Barney White-Spunner is swept along by this riveting account of the renowned special fighting force—the individuals as well as their actions.

SAS: Rogue Heroes
Ben Macintyre (Viking, £25)

The SAS has long excited the British public. Images of its daring activities, from the North African desert during the Second World War to London’s besieged Iranian Embassy in 1980, have become iconic. The regiment has also long excited authors, largely because of the British Government’s flat refusal to comment on anything connected with the Special Forces—and quite right, too: there are some things that must remain a matter of trust between the taxpayer and those we elect to govern us, whose primary responsibility remains our security.

The Second World War is, however, long enough ago for the usual caveats to be relaxed. Ben Macintyre has now written the ‘authorised’ history of the regiment, covering the period from 1941, when it was founded in North Africa, to 1945. He emphasises that this is an authorised as opposed to an official history, because, although he had access to the regimental archive, and particularly its war diary, he offers his own interpretation of its exploits. The end result is both well informed and very readable.

It would be almost impossible to make this story dull. Lying in a hospital bed in Cairo recovering from a parachuting accident caused by an illicit jump with an improvised canopy that got caught round the aeroplane’s tail fin, an otherwise undistinguished Scots Guards officer dreams up the idea of dropping small groups of determined men deep behind enemy lines to raid enemy airfields.

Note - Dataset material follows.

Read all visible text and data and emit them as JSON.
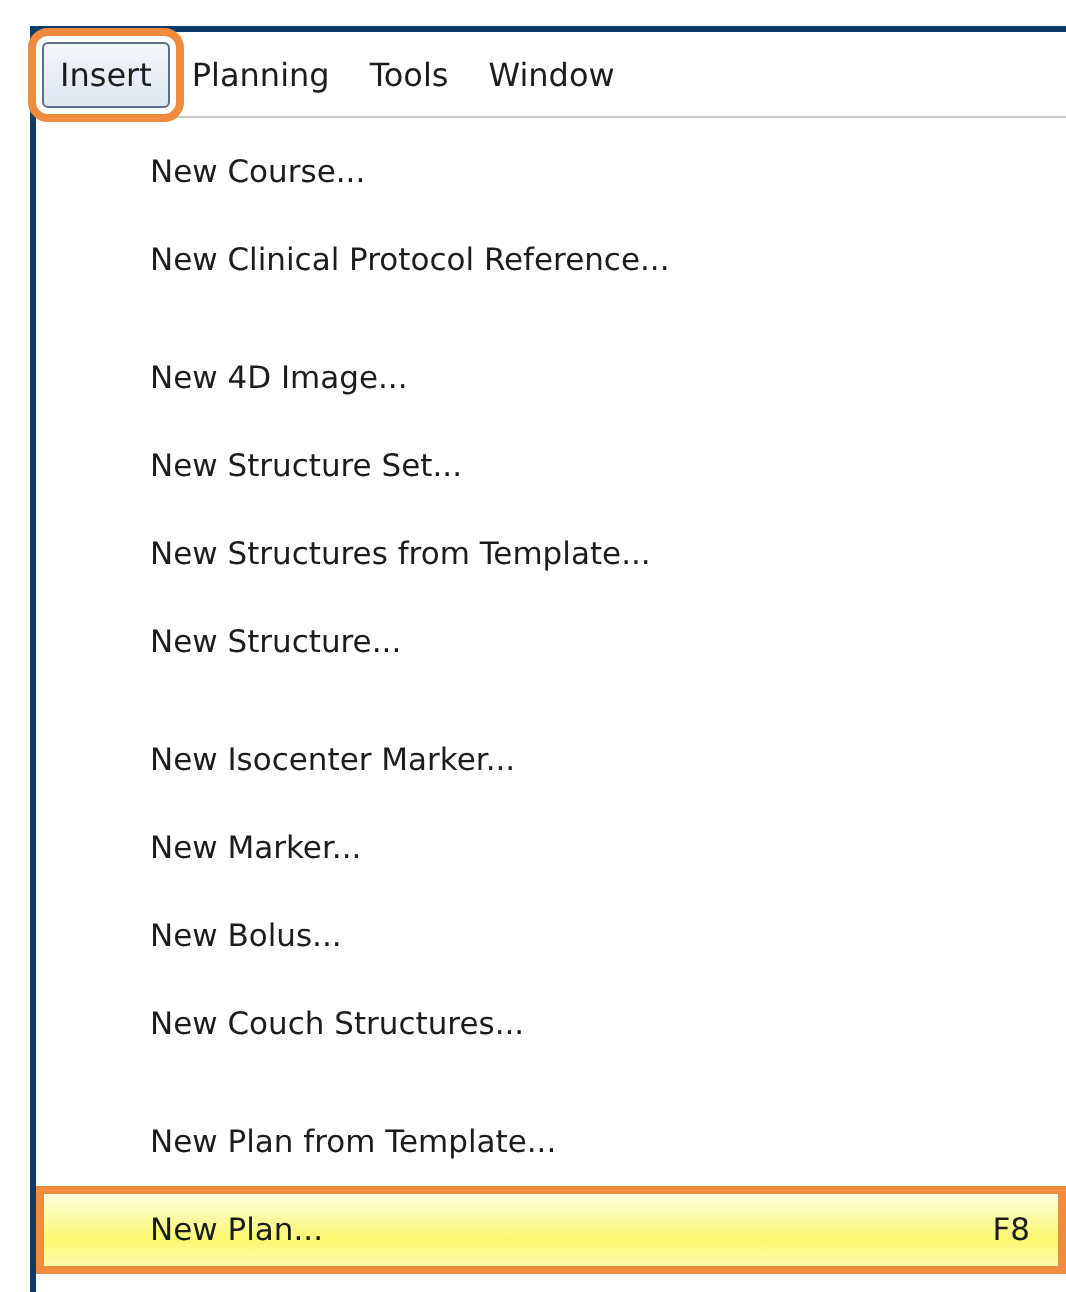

Against all the odds and the layers of ‘fossilised shit’, as he rather unkindly called the army staff, he gathered a group of 60 like-minded men and planned their first parachute operation for November 1941. Launched, against advice, in the teeth of a storm, it was a disaster; 21 men returned out of 55. However, David Stirling was not deterred. Although parachuting would remain core to SAS operations, the preferred method of insertion now became via the Long Range Desert Group, which had already been successfully inserting small reconnaissance parties through the great sand sea of the Qattara Depression.

The SAS went on to play a major part in the defeat of Axis Forces in North Africa. Rommel wrote in his diary that it had as much effect psychologically on his men as it did physically, although Paddy Mayne, Stirling’s second in command, destroyed more aircraft during the war than any other individual—he just did so on the ground.

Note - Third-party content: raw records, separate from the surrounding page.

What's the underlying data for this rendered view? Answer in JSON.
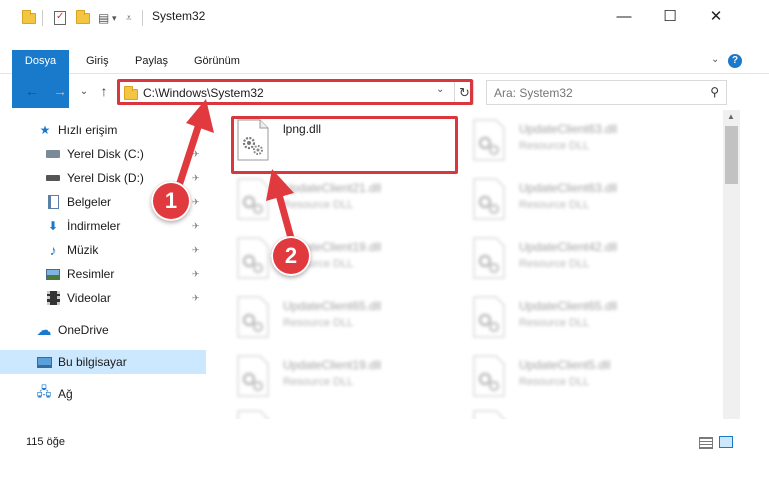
{
  "window": {
    "title": "System32",
    "quick_access_dropdown": "▾",
    "minimize": "—",
    "maximize": "☐",
    "close": "✕"
  },
  "ribbon": {
    "tabs": [
      {
        "label": "Dosya"
      },
      {
        "label": "Giriş"
      },
      {
        "label": "Paylaş"
      },
      {
        "label": "Görünüm"
      }
    ],
    "collapse": "⌄",
    "help": "?"
  },
  "nav": {
    "back": "←",
    "forward": "→",
    "recent": "⌄",
    "up": "↑"
  },
  "address": {
    "path": "C:\\Windows\\System32",
    "dropdown": "⌄",
    "refresh": "↻"
  },
  "search": {
    "placeholder": "Ara: System32",
    "icon": "search-icon"
  },
  "sidebar": {
    "items": [
      {
        "label": "Hızlı erişim",
        "icon": "star-icon",
        "pinned": false
      },
      {
        "label": "Yerel Disk (C:)",
        "icon": "drive-icon",
        "pinned": true
      },
      {
        "label": "Yerel Disk (D:)",
        "icon": "drive-icon",
        "pinned": true
      },
      {
        "label": "Belgeler",
        "icon": "documents-icon",
        "pinned": true
      },
      {
        "label": "İndirmeler",
        "icon": "download-icon",
        "pinned": true
      },
      {
        "label": "Müzik",
        "icon": "music-icon",
        "pinned": true
      },
      {
        "label": "Resimler",
        "icon": "pictures-icon",
        "pinned": true
      },
      {
        "label": "Videolar",
        "icon": "videos-icon",
        "pinned": true
      },
      {
        "label": "OneDrive",
        "icon": "cloud-icon",
        "pinned": false
      },
      {
        "label": "Bu bilgisayar",
        "icon": "computer-icon",
        "pinned": false,
        "selected": true
      },
      {
        "label": "Ağ",
        "icon": "network-icon",
        "pinned": false
      }
    ],
    "pin_glyph": "📌"
  },
  "files": [
    {
      "name": "lpng.dll",
      "desc": "",
      "clear": true
    },
    {
      "name": "UpdateClient63.dll",
      "desc": "Resource DLL"
    },
    {
      "name": "UpdateClient21.dll",
      "desc": "Resource DLL"
    },
    {
      "name": "UpdateClient63.dll",
      "desc": "Resource DLL"
    },
    {
      "name": "UpdateClient19.dll",
      "desc": "Resource DLL"
    },
    {
      "name": "UpdateClient42.dll",
      "desc": "Resource DLL"
    },
    {
      "name": "UpdateClient65.dll",
      "desc": "Resource DLL"
    },
    {
      "name": "UpdateClient65.dll",
      "desc": "Resource DLL"
    },
    {
      "name": "UpdateClient19.dll",
      "desc": "Resource DLL"
    },
    {
      "name": "UpdateClient5.dll",
      "desc": "Resource DLL"
    },
    {
      "name": "",
      "desc": ""
    },
    {
      "name": "",
      "desc": ""
    }
  ],
  "status": {
    "count": "115 öğe"
  },
  "callouts": [
    {
      "number": "1"
    },
    {
      "number": "2"
    }
  ],
  "colors": {
    "accent": "#1979ca",
    "highlight": "#d9363e",
    "callout": "#e0393e",
    "selected": "#cce8ff"
  }
}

Support from Churchill, whose son, Randolph, Stirling cleverly recruited to his ranks, ensured the regiment’s future and it would also play a key part in operations in Europe, particularly over D Day.

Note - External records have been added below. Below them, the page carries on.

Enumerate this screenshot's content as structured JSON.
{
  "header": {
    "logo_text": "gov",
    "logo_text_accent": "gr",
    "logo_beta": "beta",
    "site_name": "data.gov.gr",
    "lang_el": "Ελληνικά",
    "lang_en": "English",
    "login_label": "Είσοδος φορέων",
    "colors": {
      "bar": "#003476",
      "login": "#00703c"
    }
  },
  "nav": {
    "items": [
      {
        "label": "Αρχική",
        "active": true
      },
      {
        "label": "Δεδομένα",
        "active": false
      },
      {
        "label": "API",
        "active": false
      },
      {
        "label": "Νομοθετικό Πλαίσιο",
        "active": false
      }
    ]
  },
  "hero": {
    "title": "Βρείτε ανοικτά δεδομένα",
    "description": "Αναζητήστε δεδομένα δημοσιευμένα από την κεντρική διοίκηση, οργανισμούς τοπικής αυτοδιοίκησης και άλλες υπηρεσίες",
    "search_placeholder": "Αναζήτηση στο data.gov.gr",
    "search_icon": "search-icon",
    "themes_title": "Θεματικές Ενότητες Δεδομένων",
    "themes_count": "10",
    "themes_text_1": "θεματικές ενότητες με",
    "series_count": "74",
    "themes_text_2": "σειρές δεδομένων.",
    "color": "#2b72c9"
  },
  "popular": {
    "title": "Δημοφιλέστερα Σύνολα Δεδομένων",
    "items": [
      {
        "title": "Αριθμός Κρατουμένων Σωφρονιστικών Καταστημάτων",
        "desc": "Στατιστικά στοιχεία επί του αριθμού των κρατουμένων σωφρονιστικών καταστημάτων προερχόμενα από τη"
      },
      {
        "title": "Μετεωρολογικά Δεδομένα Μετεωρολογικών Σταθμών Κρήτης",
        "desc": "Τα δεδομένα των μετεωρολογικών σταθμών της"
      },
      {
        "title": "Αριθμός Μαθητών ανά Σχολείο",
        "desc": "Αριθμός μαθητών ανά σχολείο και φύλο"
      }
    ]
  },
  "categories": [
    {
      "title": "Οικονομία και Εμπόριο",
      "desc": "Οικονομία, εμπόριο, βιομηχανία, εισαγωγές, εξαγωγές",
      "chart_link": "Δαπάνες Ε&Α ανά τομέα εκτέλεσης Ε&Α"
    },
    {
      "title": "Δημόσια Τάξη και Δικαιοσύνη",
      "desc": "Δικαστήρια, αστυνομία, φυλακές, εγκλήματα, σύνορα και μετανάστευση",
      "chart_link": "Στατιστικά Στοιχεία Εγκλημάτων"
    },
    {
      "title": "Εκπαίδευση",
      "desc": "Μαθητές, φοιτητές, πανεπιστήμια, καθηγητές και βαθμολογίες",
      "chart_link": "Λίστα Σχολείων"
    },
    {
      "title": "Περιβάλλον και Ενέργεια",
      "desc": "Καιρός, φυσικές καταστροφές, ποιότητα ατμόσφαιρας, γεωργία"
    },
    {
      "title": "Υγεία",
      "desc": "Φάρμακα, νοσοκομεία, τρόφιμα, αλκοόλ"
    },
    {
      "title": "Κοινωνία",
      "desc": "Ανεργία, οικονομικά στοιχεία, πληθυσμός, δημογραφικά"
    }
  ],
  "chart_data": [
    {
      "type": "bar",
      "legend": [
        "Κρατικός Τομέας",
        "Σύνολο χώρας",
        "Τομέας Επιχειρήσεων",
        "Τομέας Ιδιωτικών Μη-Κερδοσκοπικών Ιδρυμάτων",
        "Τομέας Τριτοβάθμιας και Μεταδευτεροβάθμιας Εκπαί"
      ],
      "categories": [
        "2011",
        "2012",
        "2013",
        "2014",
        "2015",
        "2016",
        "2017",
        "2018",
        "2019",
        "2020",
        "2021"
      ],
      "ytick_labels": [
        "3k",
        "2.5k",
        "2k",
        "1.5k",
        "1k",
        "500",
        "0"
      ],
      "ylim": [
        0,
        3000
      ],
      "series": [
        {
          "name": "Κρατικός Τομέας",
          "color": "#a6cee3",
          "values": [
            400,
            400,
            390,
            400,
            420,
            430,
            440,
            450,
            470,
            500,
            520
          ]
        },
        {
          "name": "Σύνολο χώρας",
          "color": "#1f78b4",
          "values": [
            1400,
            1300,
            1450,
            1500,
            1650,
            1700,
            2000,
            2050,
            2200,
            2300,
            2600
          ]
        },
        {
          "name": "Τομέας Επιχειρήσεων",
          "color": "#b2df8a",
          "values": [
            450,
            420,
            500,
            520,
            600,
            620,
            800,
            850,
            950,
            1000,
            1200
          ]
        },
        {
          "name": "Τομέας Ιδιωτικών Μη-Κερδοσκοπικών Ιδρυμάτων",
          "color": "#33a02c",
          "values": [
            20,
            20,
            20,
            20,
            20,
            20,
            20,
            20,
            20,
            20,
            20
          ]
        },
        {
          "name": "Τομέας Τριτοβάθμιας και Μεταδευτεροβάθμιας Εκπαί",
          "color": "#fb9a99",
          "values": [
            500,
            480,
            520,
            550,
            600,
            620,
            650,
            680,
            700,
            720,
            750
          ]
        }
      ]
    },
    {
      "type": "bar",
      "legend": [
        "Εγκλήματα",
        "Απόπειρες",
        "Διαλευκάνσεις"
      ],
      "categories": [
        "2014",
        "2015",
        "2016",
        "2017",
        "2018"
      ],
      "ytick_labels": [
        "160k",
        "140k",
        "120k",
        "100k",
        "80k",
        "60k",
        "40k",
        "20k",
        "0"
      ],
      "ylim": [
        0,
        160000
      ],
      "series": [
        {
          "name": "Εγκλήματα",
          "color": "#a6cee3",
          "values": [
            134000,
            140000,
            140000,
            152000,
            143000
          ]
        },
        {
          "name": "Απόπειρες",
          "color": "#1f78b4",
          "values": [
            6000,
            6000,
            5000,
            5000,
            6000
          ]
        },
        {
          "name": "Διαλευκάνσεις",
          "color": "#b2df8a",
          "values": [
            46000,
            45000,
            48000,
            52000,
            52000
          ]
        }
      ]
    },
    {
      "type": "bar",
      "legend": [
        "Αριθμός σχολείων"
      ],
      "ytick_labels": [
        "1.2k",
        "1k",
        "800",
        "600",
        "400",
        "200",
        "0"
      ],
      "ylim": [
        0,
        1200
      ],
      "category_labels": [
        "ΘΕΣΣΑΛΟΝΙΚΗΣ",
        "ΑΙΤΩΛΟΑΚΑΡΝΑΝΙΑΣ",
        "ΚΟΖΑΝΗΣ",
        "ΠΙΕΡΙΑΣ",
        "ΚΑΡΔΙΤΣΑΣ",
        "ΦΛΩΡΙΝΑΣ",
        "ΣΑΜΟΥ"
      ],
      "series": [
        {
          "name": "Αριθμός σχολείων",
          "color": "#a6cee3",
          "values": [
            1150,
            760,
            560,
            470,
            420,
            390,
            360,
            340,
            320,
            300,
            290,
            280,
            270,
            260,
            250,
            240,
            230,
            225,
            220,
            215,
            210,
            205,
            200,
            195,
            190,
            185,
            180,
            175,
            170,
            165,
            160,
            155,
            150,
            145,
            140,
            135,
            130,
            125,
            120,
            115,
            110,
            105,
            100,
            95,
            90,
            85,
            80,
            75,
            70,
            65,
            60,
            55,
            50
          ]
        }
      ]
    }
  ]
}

What is so interesting about this book is that the author looks at each SAS man as an individual. There’s a long-held myth that SAS members are all super-fit psychopathic killers. This is, of course, rubbish and he points out that Stirling set the pattern for recruiting the intellectual, the linguist and the specialist, as long as they were fit, brave and determined.

Above all, Rogue Heroes is the story of men in combat and how it affects them. SAS casualties during the war were extraordinarily high, partly because of the nature of its operations, but also because of Hitler’s now infamous ‘Commando Order’, which ordered all Allied soldiers taken behind enemy lines to be summarily executed. Many SAS soldiers were betrayed by Schurch, the British Fascist, who was an enemy agent and the only serving British soldier to be hanged for espionage during the war.

In addition to its physical effect on the ground, it’s worth contemplating two other really valuable contributions made by the wartime regiment. First, it gave a huge boost to morale in North Africa at a time when many British soldiers considered Rommel unbeatable. Second, and we should all be very grateful for this, it was the forefather of today’s Special Forces, who do so much to keep us all safe.